A Four Thousand Year History

by Patricia Fara

Pub Date: May 1st, 2009
ISBN: 978-0-19-922689-4
Publisher: Oxford Univ.

Fara (History and Philosophy of Science/Univ. of Cambridge; Scientists Anonymous: Great Stories of Women in Science, 2007, etc.) aims to correct the romantic notion that science reflects the progress of noble heroes and selfless discoverers.
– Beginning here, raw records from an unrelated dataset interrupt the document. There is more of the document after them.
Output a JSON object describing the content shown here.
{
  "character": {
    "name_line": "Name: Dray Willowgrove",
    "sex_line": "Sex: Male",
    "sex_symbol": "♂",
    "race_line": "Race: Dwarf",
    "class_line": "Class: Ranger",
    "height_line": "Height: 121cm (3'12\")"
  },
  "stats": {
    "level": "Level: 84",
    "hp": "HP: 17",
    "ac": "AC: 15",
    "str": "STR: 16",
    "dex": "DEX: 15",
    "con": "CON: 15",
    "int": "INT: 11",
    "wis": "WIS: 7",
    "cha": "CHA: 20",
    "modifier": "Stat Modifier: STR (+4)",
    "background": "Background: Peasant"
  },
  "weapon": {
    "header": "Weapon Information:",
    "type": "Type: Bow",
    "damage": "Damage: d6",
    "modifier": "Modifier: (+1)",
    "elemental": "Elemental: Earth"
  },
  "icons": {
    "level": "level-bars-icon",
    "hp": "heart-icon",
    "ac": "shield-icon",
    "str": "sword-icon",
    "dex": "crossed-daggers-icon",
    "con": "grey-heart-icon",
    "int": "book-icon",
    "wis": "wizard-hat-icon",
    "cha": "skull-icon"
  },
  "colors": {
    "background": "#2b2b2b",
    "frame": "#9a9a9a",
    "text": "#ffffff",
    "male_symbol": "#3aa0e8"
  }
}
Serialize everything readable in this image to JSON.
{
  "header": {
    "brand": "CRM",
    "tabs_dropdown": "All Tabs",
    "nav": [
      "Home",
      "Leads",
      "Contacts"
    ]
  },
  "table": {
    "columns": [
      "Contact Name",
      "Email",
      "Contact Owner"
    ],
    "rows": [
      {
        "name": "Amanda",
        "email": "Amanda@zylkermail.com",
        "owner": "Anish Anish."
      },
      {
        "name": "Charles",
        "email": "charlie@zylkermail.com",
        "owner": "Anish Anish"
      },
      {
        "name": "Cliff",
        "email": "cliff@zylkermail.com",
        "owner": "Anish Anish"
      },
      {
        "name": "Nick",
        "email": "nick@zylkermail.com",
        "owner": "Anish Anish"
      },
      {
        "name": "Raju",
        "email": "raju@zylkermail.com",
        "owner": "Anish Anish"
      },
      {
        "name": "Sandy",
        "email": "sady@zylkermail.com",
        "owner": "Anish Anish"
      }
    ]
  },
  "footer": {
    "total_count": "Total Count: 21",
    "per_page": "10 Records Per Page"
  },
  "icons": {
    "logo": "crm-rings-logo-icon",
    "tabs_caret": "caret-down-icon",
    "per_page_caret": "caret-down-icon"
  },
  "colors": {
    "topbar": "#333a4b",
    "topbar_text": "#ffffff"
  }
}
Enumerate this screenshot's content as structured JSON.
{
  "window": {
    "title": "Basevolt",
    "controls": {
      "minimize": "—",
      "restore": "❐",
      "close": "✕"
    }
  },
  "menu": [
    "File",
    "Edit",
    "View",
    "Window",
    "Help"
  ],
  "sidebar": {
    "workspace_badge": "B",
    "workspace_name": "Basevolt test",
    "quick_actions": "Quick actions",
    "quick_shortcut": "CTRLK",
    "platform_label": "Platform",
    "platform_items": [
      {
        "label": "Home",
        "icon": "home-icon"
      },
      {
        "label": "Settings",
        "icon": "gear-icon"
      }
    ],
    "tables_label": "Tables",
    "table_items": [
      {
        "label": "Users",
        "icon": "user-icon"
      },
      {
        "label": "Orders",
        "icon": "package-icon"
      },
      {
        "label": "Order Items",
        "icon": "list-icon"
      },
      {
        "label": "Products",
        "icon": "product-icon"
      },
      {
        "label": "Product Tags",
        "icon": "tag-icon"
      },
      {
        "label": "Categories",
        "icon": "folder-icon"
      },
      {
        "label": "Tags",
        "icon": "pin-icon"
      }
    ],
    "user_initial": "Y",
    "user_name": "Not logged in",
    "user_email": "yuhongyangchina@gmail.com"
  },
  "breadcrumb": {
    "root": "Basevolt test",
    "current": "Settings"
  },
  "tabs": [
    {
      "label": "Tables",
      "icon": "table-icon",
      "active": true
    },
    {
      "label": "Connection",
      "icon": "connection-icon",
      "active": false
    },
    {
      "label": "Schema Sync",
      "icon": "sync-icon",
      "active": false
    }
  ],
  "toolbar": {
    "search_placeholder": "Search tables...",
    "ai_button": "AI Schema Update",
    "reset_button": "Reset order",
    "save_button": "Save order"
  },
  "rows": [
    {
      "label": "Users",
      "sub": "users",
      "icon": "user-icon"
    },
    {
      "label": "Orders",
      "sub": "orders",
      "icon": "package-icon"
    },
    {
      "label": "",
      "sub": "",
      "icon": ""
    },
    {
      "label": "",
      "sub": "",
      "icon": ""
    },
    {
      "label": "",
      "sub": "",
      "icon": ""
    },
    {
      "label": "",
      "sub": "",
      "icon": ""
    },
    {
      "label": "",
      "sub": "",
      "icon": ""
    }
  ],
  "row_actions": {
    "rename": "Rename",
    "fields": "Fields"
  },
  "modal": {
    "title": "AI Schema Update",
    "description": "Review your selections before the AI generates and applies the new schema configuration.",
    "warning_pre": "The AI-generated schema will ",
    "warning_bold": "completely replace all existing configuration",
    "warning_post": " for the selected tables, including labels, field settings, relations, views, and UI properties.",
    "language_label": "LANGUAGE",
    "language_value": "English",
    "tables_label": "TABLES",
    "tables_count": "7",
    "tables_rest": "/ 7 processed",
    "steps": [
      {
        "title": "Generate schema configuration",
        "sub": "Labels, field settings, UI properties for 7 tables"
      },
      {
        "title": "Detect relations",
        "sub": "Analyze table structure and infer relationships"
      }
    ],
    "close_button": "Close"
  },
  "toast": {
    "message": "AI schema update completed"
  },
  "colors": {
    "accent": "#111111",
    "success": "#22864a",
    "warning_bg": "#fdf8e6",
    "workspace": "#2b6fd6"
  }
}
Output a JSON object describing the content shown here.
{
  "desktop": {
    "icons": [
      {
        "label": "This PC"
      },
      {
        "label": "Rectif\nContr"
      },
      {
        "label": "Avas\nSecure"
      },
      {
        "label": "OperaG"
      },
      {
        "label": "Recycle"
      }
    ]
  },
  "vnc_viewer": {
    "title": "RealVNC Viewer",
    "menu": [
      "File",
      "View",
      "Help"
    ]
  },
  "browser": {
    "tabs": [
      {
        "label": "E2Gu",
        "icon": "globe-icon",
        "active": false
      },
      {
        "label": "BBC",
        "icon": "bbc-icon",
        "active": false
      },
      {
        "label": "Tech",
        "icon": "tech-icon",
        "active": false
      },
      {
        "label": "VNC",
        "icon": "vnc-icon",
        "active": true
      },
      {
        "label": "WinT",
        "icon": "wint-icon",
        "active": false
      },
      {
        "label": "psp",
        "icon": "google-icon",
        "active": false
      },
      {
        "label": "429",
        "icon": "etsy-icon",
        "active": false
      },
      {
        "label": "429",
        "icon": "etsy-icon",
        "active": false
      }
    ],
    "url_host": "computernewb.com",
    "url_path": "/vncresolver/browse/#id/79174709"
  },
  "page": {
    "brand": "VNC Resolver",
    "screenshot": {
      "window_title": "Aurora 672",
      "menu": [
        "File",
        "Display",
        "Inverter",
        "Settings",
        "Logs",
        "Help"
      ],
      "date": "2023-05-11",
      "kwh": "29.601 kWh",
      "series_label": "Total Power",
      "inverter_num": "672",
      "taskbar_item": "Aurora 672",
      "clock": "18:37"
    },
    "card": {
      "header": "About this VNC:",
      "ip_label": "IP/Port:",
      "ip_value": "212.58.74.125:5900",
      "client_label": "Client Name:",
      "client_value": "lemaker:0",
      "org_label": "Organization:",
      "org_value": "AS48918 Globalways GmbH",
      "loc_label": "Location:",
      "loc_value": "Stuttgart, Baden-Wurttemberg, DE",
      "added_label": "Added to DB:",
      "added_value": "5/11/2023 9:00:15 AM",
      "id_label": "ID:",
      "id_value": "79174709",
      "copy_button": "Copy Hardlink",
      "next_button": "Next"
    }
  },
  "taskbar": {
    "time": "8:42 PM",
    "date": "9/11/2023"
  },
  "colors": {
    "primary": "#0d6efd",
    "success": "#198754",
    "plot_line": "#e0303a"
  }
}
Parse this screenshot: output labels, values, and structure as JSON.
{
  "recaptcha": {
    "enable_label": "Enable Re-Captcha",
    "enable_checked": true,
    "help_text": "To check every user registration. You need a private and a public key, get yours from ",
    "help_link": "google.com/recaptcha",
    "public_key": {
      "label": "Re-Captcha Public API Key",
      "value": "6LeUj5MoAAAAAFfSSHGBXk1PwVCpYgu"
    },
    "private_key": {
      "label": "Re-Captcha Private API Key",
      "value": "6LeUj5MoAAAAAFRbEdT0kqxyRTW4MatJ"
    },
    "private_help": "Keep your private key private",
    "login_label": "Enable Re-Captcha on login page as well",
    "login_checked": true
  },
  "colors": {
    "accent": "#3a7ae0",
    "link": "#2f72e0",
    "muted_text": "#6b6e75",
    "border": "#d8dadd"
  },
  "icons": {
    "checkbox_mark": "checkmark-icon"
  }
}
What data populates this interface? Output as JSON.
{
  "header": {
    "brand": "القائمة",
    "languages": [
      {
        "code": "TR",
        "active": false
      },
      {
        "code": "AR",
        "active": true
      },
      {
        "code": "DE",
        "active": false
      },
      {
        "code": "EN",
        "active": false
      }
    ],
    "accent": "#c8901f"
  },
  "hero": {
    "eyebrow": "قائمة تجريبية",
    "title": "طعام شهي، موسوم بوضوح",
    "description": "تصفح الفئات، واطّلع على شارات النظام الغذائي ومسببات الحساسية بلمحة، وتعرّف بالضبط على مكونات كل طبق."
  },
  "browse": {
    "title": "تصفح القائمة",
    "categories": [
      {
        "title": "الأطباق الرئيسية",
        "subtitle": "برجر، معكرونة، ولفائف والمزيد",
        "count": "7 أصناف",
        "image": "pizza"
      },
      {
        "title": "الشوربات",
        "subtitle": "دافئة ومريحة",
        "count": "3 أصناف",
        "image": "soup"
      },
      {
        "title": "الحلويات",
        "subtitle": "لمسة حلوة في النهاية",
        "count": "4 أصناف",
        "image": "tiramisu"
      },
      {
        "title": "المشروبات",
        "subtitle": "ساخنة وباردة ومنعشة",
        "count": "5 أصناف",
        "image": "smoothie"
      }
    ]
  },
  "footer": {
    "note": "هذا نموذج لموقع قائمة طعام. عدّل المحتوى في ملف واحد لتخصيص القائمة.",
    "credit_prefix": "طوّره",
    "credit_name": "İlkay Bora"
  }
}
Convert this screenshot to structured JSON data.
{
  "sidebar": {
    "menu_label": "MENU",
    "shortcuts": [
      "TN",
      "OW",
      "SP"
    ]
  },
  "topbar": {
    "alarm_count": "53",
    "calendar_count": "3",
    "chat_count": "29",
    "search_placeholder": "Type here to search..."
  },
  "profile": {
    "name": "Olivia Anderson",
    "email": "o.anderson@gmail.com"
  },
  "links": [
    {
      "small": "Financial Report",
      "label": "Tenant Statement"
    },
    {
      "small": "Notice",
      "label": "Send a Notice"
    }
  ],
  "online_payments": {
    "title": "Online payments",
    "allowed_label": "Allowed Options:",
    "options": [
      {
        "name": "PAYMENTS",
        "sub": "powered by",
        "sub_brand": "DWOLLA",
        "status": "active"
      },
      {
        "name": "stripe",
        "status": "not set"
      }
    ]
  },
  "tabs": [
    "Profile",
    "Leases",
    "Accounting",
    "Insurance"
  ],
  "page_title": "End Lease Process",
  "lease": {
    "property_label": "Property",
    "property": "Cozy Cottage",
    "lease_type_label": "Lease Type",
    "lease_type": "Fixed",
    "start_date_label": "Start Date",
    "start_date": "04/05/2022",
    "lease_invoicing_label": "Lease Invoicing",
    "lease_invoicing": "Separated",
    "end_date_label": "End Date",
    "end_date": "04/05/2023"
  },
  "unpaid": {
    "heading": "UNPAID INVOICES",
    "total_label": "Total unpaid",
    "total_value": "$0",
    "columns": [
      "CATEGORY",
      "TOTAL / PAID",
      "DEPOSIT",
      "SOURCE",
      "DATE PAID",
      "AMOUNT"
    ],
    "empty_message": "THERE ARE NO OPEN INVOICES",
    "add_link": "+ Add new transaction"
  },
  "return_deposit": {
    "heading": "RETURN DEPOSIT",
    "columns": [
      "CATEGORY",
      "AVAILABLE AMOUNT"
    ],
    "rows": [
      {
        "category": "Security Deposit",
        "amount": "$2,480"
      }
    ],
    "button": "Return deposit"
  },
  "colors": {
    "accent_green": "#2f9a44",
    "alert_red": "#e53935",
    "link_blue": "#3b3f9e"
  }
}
Instead, writes the author, it is the work of ambitious men—yes, men—out for fame, glory and profit. Fara begins in the Middle East with the Babylonian priests who scanned the night skies for portents of the future, developing star maps, calendars and methods of calculation to be absorbed later by Greeks and Romans. The author covers all the familiar figures, from the pre-Socratic Greeks through Watson and Crick, but she is harsh on the legacies of many of them, except for the occasional woman. Thus Aristarchus, the Greek credited with a pre-Copernican belief that the earth revolved around the sun? He’s not important, says Fara, because nobody believed him. Leonardo’s sketch of a helicopter? Since he never actually built the machine, it doesn’t count. The author describes Newton more in terms of his work in alchemy than his discoveries about the laws of motion, and she denigrates him for his power plays and slighting of others. Snobbery, selfishness and the quest for power characterized members of Britain’s Royal Society, and their counterparts abroad. Fara fares better in her analysis of how Big Science became a boon to governments in the Manhattan Project and the space race, and why developing countries are so eager to join the nuclear club. She also looks at the current backlash against genetic engineering, and the effects of the Green Revolution in the developing world. She concludes that for all that science dominates modern life, it is ever provisional, awaiting the next discovery or corrective.

Less of the warts-and-all style and more straightforward reporting would have made this account more palatable.